Mais aujourd’hui, je décide de la retirer (1) pour plusieurs raisons :
- elle n’a recueilli que 25 000 signatures en 18 mois, ce qui est ridicule face à l’enjeu mondial exposé ;
- elle n’a aucune valeur, car la liste fournie par Avaaz ne donne aucune autre information que le nom, ou pseudo, donné à la signature en ligne, ce qui ne permet aucune vérification ;
- ce qu’elle demandait n’a pas eu lieu : Tepco est resté « maître » de la centrale de Fukushima Daiichi, et aucune équipe d’experts internationaux ne s’est constituée pour gérer la crise ;
- enfin, le transfert du combustible de la piscine de désactivation est en cours depuis novembre. L’appel urgent n’a donc plus aucune raison d’exister.
Mon expérience d’une pétition en ligne Avaaz
Malgré l’échec – prévisible – de cette pétition, grâce à elle, j’ai pu toucher beaucoup plus de monde qu’un simple article de blog. Pour 25 000 signatures, il y a eu 100 000 visiteurs. Seulement un visiteur sur quatre a signé. Pourquoi tant d’hésitations ? Beaucoup ont estimé que l’ONU n’était pas le bon interlocuteur et me l’ont fait savoir, certains n’ont pas voulu signer une pétition Avaaz, enfin d’autres ont sans doute estimé qu’il n’y avait pas de danger avec cette piscine 4, ou alors ont trouvé que le texte était trop long à lire et sont passés à autre chose.

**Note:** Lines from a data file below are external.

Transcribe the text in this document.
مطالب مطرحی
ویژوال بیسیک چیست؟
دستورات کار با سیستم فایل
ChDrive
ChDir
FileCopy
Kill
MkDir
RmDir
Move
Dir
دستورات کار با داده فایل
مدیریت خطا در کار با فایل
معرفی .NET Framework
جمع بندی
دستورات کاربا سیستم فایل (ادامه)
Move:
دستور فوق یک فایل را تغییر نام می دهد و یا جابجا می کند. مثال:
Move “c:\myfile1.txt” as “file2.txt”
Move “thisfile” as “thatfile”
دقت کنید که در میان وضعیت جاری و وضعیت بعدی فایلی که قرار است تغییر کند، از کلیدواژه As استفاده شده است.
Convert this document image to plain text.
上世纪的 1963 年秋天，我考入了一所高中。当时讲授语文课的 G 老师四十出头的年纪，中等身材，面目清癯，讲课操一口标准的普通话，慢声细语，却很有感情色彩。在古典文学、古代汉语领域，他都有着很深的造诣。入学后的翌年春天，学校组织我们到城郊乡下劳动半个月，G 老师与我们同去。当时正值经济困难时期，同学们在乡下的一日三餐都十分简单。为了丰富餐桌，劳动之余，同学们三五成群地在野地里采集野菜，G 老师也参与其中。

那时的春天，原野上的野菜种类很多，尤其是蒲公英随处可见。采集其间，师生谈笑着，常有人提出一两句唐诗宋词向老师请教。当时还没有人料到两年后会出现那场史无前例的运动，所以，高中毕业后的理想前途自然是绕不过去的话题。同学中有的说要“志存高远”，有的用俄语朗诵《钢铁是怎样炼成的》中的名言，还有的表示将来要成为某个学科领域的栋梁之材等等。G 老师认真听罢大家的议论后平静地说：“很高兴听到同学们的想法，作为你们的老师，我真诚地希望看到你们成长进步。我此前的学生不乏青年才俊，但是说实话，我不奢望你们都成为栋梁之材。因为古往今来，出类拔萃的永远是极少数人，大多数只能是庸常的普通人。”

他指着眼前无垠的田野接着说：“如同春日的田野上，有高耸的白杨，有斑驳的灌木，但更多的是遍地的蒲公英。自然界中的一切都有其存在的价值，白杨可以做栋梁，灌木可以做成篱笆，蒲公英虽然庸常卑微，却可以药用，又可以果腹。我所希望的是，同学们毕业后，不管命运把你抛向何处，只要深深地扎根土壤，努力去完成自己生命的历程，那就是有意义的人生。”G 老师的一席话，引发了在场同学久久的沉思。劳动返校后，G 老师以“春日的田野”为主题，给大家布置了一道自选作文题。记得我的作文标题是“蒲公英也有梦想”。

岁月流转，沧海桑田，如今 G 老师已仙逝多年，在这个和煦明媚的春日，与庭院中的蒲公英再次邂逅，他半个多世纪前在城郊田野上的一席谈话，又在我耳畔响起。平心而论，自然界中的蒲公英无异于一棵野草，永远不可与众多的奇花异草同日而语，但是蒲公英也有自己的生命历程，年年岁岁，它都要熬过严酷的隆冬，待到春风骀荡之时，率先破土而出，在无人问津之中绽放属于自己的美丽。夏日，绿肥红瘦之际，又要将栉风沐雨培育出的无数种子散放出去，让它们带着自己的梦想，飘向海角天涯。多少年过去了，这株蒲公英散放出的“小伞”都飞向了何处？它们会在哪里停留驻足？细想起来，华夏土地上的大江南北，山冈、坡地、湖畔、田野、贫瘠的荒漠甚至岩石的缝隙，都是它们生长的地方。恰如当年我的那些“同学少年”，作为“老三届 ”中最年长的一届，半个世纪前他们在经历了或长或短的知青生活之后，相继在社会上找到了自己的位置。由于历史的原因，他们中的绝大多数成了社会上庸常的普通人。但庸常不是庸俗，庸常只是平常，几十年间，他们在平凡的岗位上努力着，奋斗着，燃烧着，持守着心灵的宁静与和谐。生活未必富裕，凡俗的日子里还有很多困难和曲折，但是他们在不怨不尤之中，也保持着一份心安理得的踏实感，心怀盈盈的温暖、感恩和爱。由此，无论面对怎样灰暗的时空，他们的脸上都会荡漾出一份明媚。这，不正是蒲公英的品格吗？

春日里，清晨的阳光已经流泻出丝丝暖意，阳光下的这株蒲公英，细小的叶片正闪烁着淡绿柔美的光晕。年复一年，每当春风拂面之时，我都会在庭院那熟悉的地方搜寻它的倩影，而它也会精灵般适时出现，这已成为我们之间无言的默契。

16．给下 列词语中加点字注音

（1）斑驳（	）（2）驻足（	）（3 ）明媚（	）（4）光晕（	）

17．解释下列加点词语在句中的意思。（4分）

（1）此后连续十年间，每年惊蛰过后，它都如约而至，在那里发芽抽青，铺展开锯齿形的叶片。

J’ai fait traduire la pétition et l’ai diffusée par d’autres articles du blog en anglais et en japonais, c’était le plus utile. Il y a eu aussi des traductions en espagnol et en polonais. De ce fait, elle a circulé à travers le monde : les signatures sont venues de l’Europe entière, mais aussi du Chili, de l’Argentine, des Etats-Unis, du Japon, du Cambodge, du Mozambique, du Népal, du Brésil, du Canada, du Sénégal, d’Israël, des Emirats, de la Tunisie, de l’Ouganda, de Singapour, etc. Ca c’est la magie d’Avaaz. Mais ces traductions ne l’ont pas fait décoller pour autant.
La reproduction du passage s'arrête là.